Uno degli obiettivi nel fronte meridionale
Il Canale Crimeano Settentrionale è stato conquistato dalle forze russe già nel pomeriggio del 24 febbraio, con il conseguente annuncio della sua riapertura. Sulle tempistiche di un ritorno a pieno regime, tuttavia, alcuni dubbi erano stati sollevati in quanto gli scontri e la mancata manutenzione ne hanno indebolito la struttura. Sono stati necessari due giorni, con le prime forniture nella giornata del 26 febbraio, prima che la Crimea potesse ricevere di nuovo l’acqua del Dnipro, mentre la popolazione crimeana avviava i preparativi per ricevere il flusso.

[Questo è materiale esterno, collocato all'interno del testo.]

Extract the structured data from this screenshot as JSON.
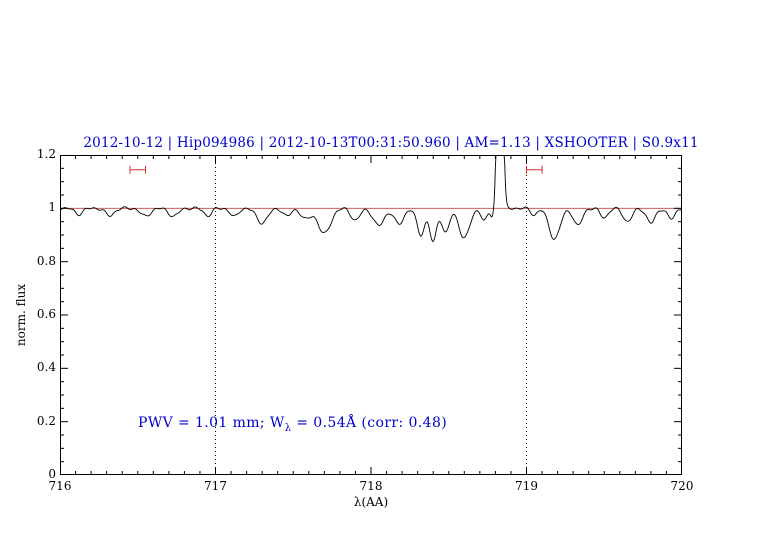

Questo pone, però, un interrogativo pressante per la Russia: se i rifornimenti alla penisola in futuro dovranno essere certi e costanti, come si combinerà tale bisogno con un ritorno del basso corso del Dnipro all’Ucraina dopo la guerra? I duri combattimenti nei pressi di Kherson risolvono, in parte, quest’interrogativo. La Russia con molta probabilità non si limiterà a pretendere solo il riconoscimento della Crimea e delle repubbliche del Donbass quali territori non più ucraini – sulla prima è una certezza, sulle seconde il Parlamento russo già da tempo si sta interrogando – ma è credibile si chieda all’Ucraina di cedere anche altri territori per garantire un collegamento fisico tra la Crimea, il basso corso del Dnipro e il Donbass. Si tratta di territori con fortissime presenze russofone, motivazione in più per Mosca, e soprattutto tale scelta eviterebbe alla penisola crimeana di restare nell’incertezza delle forniture idriche. Con il rischio di una seconda guerra, stavolta per l’acqua.